Naast het sturen op meer eiwit productie van eigen land, is duidelijk gewerkt aan het scherper sturen op eiwit in het rantsoen. Daarbij was het ureum in de melk de graadmeter om ook lager durven gaan. Figuur 4 laat het dalende ureum verloop van 2019 t/m 2022 goed zien. Het verschilt per veehouder hoe strak er wordt gestuurd en welke grens wordt opgezocht. Toch zeggen ook de deelnemers die niet veel aanpassingen hebben doorgevoerd na 4 jaar anders tegen het ureum aan te kijken en minder snel de eiwitkraan open te trekken bij een lager ureum dan voorheen. . Dit werd ook gestimuleerd door de hoge krachtvoerprijzen en een voorjaarskuil van 2021 met weinig eiwit. Maar de deelnemers aan HME laten zien dat sturen op ureum mogelijk is. Vooral in het groeiseizoen zijn belangrijke stappen gezet door te kiezen voor energierijke bijvoeding op stal met laag eiwit, naast het voeren van vers gras d.m.v. weidegang of zomerstalvoeren. Door naast eiwitrijk vers gras, eiwitarmer kuilgras en/of snijmais in de zomer en najaar te voeren, en eiwitrijkere kuilen te bewaren voor het winterseizoen, is de eiwitbenutting met name in deze periodes omhooggegaan en het ureum naar beneden. Daarnaast werd vroegtijdig gestuurd op het verlagen van eiwit in het krachtvoer wanneer de koeien weer naar buiten gingen.

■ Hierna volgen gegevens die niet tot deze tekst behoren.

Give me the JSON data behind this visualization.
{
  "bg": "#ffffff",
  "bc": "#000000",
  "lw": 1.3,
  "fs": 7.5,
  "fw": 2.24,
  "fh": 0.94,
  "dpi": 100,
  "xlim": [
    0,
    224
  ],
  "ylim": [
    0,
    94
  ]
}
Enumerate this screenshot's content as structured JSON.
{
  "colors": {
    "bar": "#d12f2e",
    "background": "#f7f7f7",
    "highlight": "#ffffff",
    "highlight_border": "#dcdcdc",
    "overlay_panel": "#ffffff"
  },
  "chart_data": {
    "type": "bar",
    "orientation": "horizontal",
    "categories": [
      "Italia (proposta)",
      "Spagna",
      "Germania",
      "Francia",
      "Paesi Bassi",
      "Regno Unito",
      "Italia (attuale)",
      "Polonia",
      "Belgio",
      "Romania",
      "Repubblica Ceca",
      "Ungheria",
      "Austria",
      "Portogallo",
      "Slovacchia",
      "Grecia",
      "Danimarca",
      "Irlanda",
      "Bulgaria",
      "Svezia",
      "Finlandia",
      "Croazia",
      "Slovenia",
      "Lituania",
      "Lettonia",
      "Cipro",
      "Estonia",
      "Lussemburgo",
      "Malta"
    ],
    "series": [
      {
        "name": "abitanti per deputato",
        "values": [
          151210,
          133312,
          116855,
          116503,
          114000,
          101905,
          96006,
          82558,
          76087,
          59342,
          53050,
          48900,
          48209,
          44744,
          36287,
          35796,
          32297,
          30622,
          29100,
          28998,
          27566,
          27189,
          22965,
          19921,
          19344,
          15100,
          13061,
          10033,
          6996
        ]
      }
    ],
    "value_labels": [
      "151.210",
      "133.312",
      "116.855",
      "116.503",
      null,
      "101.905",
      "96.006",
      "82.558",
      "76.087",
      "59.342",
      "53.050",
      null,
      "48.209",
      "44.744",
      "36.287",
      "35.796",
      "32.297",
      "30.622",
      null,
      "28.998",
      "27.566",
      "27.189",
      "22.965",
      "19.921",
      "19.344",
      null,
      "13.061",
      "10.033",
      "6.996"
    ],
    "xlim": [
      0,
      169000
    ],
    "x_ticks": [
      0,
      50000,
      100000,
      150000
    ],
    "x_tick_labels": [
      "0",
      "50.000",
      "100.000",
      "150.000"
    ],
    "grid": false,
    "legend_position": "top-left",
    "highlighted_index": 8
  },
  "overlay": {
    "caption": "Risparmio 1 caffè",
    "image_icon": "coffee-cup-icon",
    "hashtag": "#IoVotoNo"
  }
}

Figuur 4: Ureum verloop HME West en Oost
Figuur 4: Ureum verloop HME West en Oost

De relatie met ureum en Ruw Eiwit (RE)/kVem is ook duidelijk te zien in de cijfers van de groep oost in figuur 5, waar deze van 167 naar 158 RE in kg ds is gegaan. Dat betekent een effect van 2% EEL extra door een betere eiwitbenutting (zonder dit effect was het gemiddelde van de groep door de droogte nog verder achteruitgegaan). Qua graslandopbrengst komt 2022 ca 2,5 ton ds lager uit, wat ongeveer gelijk staat aan 10% EEL. Door goed management en scherp voeren is de ‘schade’ beperkt tot 5%. Dit benadrukt nog eens het belang om zowel op de oogst, als op de benutting van eiwit te focussen.

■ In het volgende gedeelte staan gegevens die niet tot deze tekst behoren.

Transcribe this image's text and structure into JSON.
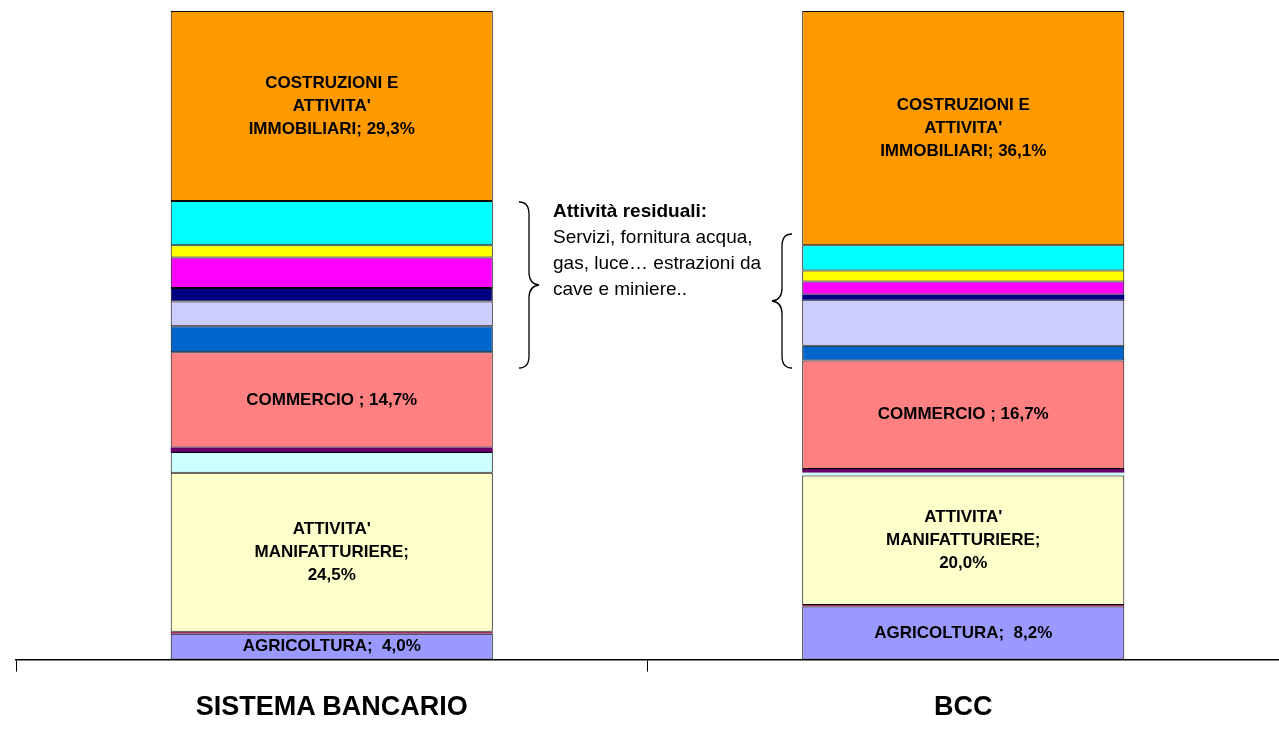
{
  "chart_data": {
    "type": "bar",
    "stacked": true,
    "categories": [
      "SISTEMA BANCARIO",
      "BCC"
    ],
    "ylim": [
      0,
      100
    ],
    "tick_labels": "x",
    "grid": false,
    "legend": false,
    "series": [
      {
        "color": "#9999ff",
        "values": [
          4.0,
          8.2
        ],
        "value_labels": [
          "AGRICOLTURA;  4,0%",
          "AGRICOLTURA;  8,2%"
        ]
      },
      {
        "color": "#993366",
        "values": [
          0.3,
          0.2
        ]
      },
      {
        "color": "#ffffcc",
        "values": [
          24.5,
          20.0
        ],
        "value_labels": [
          "ATTIVITA'\nMANIFATTURIERE;\n24,5%",
          "ATTIVITA'\nMANIFATTURIERE;\n20,0%"
        ]
      },
      {
        "color": "#ccffff",
        "values": [
          3.2,
          0.4
        ]
      },
      {
        "color": "#660066",
        "values": [
          0.7,
          0.6
        ]
      },
      {
        "color": "#ff8080",
        "values": [
          14.7,
          16.7
        ],
        "value_labels": [
          "COMMERCIO ; 14,7%",
          "COMMERCIO ; 16,7%"
        ]
      },
      {
        "color": "#0066cc",
        "values": [
          4.0,
          2.3
        ]
      },
      {
        "color": "#ccccff",
        "values": [
          3.8,
          7.1
        ]
      },
      {
        "color": "#000080",
        "values": [
          2.1,
          0.8
        ]
      },
      {
        "color": "#ff00ff",
        "values": [
          4.7,
          2.0
        ]
      },
      {
        "color": "#ffff00",
        "values": [
          1.9,
          1.7
        ]
      },
      {
        "color": "#00ffff",
        "values": [
          6.8,
          3.9
        ]
      },
      {
        "color": "#ff9900",
        "values": [
          29.3,
          36.1
        ],
        "value_labels": [
          "COSTRUZIONI E\nATTIVITA'\nIMMOBILIARI; 29,3%",
          "COSTRUZIONI E\nATTIVITA'\nIMMOBILIARI; 36,1%"
        ]
      }
    ],
    "annotations": [
      "Attività residuali:",
      "Servizi, fornitura acqua, gas, luce… estrazioni da cave e miniere.."
    ]
  }
}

Figuur 5: RE/kVEM verhouding rantsoen HME Oost
Figuur 5: RE/kVEM verhouding rantsoen HME Oost

Perspectief van sturen op eiwit van eigen land

Kijkend naar de cijfers van vier jaar Home Made Eiwit, dan laten de bedrijven zien wel degelijk invloed te kunnen uitoefenen op het aandeel EEL door management(aanpassingen). Het verbeterpotentieel ligt voor een individueel bedrijf op  ca.  (5-10 procent punten). De invloed van de groei- en weersomstandigheden zijn en blijven daarbij hoog. Maar met goed management kan de negatieve impact hiervan beperkt worden en kan het voordeel van groeizame jaren nog beter worden benut. Voor meer structurele verhoging van het aandeel EEL is verandering nodig in bedrijfsopzet, extensivering en voerstrategie door bijvoorbeeld krachtvoer met minder eiwit te voeren.